7. En application de l'article L. 742-3 du code de l'entrée et du séjour des étrangers et du droit d'asile, la décision de transfert dont fait l'objet un ressortissant de pays tiers ou un apatride qui a déposé auprès des autorités françaises une demande d'asile dont l'examen relève d'un autre Etat membre ayant accepté de le prendre ou de le reprendre en charge doit être motivée, c'est-à-dire qu'elle doit comporter l'énoncé des considérations de droit et de fait qui en constituent le fondement.

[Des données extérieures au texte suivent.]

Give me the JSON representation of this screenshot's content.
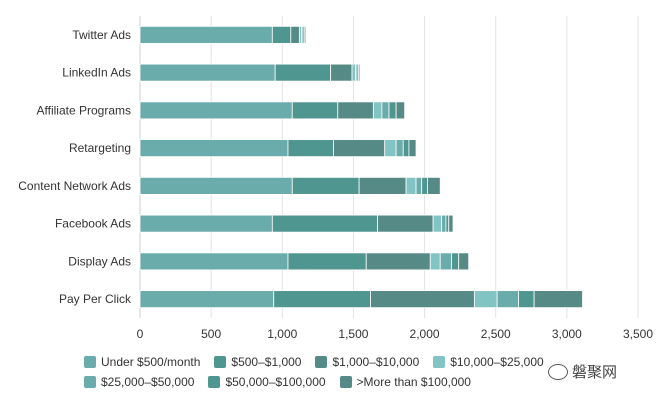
{
  "chart_data": {
    "type": "bar",
    "orientation": "horizontal",
    "stacked": true,
    "categories": [
      "Twitter Ads",
      "LinkedIn Ads",
      "Affiliate Programs",
      "Retargeting",
      "Content Network Ads",
      "Facebook Ads",
      "Display Ads",
      "Pay Per Click"
    ],
    "series": [
      {
        "name": "Under $500/month",
        "color": "#6aabab",
        "values": [
          930,
          950,
          1070,
          1040,
          1070,
          930,
          1040,
          940
        ]
      },
      {
        "name": "$500–$1,000",
        "color": "#4f9690",
        "values": [
          130,
          390,
          320,
          320,
          470,
          740,
          550,
          680
        ]
      },
      {
        "name": "$1,000–$10,000",
        "color": "#558a86",
        "values": [
          60,
          150,
          250,
          360,
          330,
          390,
          450,
          730
        ]
      },
      {
        "name": "$10,000–$25,000",
        "color": "#82c3c3",
        "values": [
          15,
          25,
          60,
          80,
          70,
          60,
          70,
          160
        ]
      },
      {
        "name": "$25,000–$50,000",
        "color": "#6aabab",
        "values": [
          10,
          10,
          50,
          50,
          40,
          30,
          80,
          150
        ]
      },
      {
        "name": "$50,000–$100,000",
        "color": "#4f9690",
        "values": [
          10,
          10,
          50,
          40,
          40,
          20,
          50,
          110
        ]
      },
      {
        "name": ">More than $100,000",
        "color": "#558a86",
        "values": [
          10,
          10,
          60,
          50,
          90,
          30,
          70,
          340
        ]
      }
    ],
    "x_ticks": [
      "0",
      "500",
      "1,000",
      "1,500",
      "2,000",
      "2,500",
      "3,000",
      "3,500"
    ],
    "xlim": [
      0,
      3500
    ],
    "grid": true,
    "legend_position": "bottom",
    "title": "",
    "xlabel": "",
    "ylabel": ""
  },
  "watermark": {
    "text": "磐聚网",
    "icon": "wechat-icon"
  }
}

8. Pour l'application de ces dispositions, est suffisamment motivée une décision de transfert qui mentionne le règlement n° 604/2013 du Parlement européen et du Conseil du 26 juin 2013 et comprend l'indication des éléments de fait sur lesquels l'autorité administrative se fonde pour estimer que l'examen de la demande présentée devant elle relève de la responsabilité d'un autre Etat membre, une telle motivation permettant d'identifier le critère du règlement communautaire dont il est fait application.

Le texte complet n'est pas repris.